In dit verhaal van een leeuw en een mislukte staatsgreep, klinkt het ware verhaal van de draak door.
Jaren na de mislukte moordaanslag, pakt de Leeuwenkoning de draad weer op met Scar. Hij is nog steeds tweede in de rij (en onverklaarbaar de enige andere mannelijke leeuw op de Koningsrots) en wacht in zijn kloof om als opvolger te worden getroond. Zijn afwachtende strategie verandert op het moment dat Simba, de zoon van Mufasa en daarmee de nieuwe troonopvolger wordt geboren. Het verlangen naar de scepter van de macht, die hij nog nooit heeft vastgehouden, lokt Scar terug naar duistere samenzweringen.
Maar Scar gaat voorzichtig te werk. Hij gaat niet in z’n eentje achter Mufasa aan – of Simba. In zijn eerste poging om deze welp te doden zweert hij samen met hyena’s. Hij verleidt Simba, op een achteloze manier, om het olifantenkerkhof eens te bezoeken. Om daarmee in een hinderlaag gelokt te worden als de hyena’s de welp zullen opwachten. Scar lijkt te slagen in zijn duivelse plan, maar Mufasa weet zijn zoon te redden.
De volgende aanval op Simba’s leven is het sleutelmoment in de film. Scar en zijn gezelschap lokken Simba naar een kloof in Koningsland, en jagen vervolgens een op hol geslagen kudde gnoes de kloof in. Mufasa komt opnieuw ten tonele om zijn zoon te redden. Mufasa brengt Simba opnieuw in veiligheid, en klapt zich vervolgens vast aan een klif waar Scar staat te kijken hoe het schouwspel zich ontvouwt. Op het moment dat Scar ziet dat Mufasa – hangend aan een rots – in gevaar is, neemt hij wraak en slaat hij zijn klauwen in die van Mufasa en gooit hem van de klif naar beneden. Even later vindt Simba zijn vader beneden in de kloof, dood.
Scar moet nu improviseren. Wat te doen met Simba die het heeft overleefd? Hij is immers de rechtmatige erfgenaam van de troon?
Aanklager van de broeders
Nadat de moordenaar zojuist zijn broer de dood in heeft gestort, slaat de moordenaar nu Simba neer met zijn woorden. Hij klaagt hem aan. Simba was verantwoordelijk voor de dood van zijn vader. De woorden van Scar knagen aan Simba: Hoe kan hij nu een ware zoon of heerser van het koninkrijk zijn? Hij moet zich schamen, zichzelf verbannen en nooit meer terugkeren. Hij overlaadt de jonge welp met schaamte en schande en trekt de conclusie: ‘Ren weg, Simba … ren! Ren weg en kom nooit meer terug!’
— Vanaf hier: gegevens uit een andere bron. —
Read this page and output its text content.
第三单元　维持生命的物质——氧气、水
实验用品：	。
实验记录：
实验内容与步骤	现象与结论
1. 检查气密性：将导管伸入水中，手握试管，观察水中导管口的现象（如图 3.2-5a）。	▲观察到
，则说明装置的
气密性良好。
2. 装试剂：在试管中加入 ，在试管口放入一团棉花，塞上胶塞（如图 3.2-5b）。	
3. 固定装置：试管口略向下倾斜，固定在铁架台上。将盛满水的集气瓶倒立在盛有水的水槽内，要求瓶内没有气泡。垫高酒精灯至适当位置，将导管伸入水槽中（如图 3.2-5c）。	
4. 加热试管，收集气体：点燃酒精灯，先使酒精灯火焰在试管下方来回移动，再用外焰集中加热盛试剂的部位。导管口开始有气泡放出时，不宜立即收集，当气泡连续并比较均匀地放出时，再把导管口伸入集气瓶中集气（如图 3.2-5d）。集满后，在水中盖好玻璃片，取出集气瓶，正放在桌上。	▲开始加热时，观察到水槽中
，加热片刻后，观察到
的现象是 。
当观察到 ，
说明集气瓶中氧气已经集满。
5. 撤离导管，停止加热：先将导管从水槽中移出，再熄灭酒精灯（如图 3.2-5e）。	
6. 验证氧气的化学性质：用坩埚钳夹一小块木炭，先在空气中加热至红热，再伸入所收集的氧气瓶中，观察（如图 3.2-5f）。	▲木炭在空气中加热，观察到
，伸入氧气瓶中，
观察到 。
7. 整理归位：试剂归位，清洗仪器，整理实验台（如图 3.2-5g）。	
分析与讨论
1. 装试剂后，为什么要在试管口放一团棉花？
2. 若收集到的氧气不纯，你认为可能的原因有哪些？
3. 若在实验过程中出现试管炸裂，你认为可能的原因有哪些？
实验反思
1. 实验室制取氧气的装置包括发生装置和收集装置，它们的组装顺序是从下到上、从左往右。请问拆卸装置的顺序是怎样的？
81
Klinkt deze wijze van doen je bekend in de oren?
Heb je zijn stem onlangs nog gehoord? Hij staat klaar om elke mislukking te veroordelen en elke zonde te schande te maken.
Satans naam betekent letterlijk ‘aanklager’. Hij is degene die dag en nacht bij God de gelovigen beschuldigt (Openbaring 12:10). Net als Scar, creëert de boze vele verleidingen, om ons voortdurend te lokken met valse beloften in Koningsland. Terwijl hij vriendjes is met onze zondige natuur, fluistert hij ons allerlei gedachten in, wacht hij rustig af en kijkt hij toe – klaar om ons te beschuldigen op het moment dat we vallen.
Heb je zijn stem onlangs nog gehoord? Hij staat klaar om elke mislukking te veroordelen en elke zonde te schande te maken. ‘Je hebt het weer gedaan, zie ik. Hoe kun je jezelf een oprecht kind van de Koning noemen? Ren weg en kom nooit meer terug.’ Net als Scar vertelt Satan je leugens om je zover te krijgen dat je jezelf uit het koninkrijk van de hemel verbant, omdat hij zelf de macht niet heeft om jou met geweld te doden.
Het moment dat Satan de waarheid spreekt
Satan hoeft niet altijd te liegen. Hij zal als het hem uitkomt zelfs waarheid over zijn lippen persen om ons te vervloeken. En in tegenstelling tot Simba zijn wij wel degelijk schuldig. De helse aanklager wijst voor de rechtvaardige Rechter op onze concrete zonden en roept om onze veroordeling. Wat is onze verdediging tegen zijn leugens en waarheid? Jezus.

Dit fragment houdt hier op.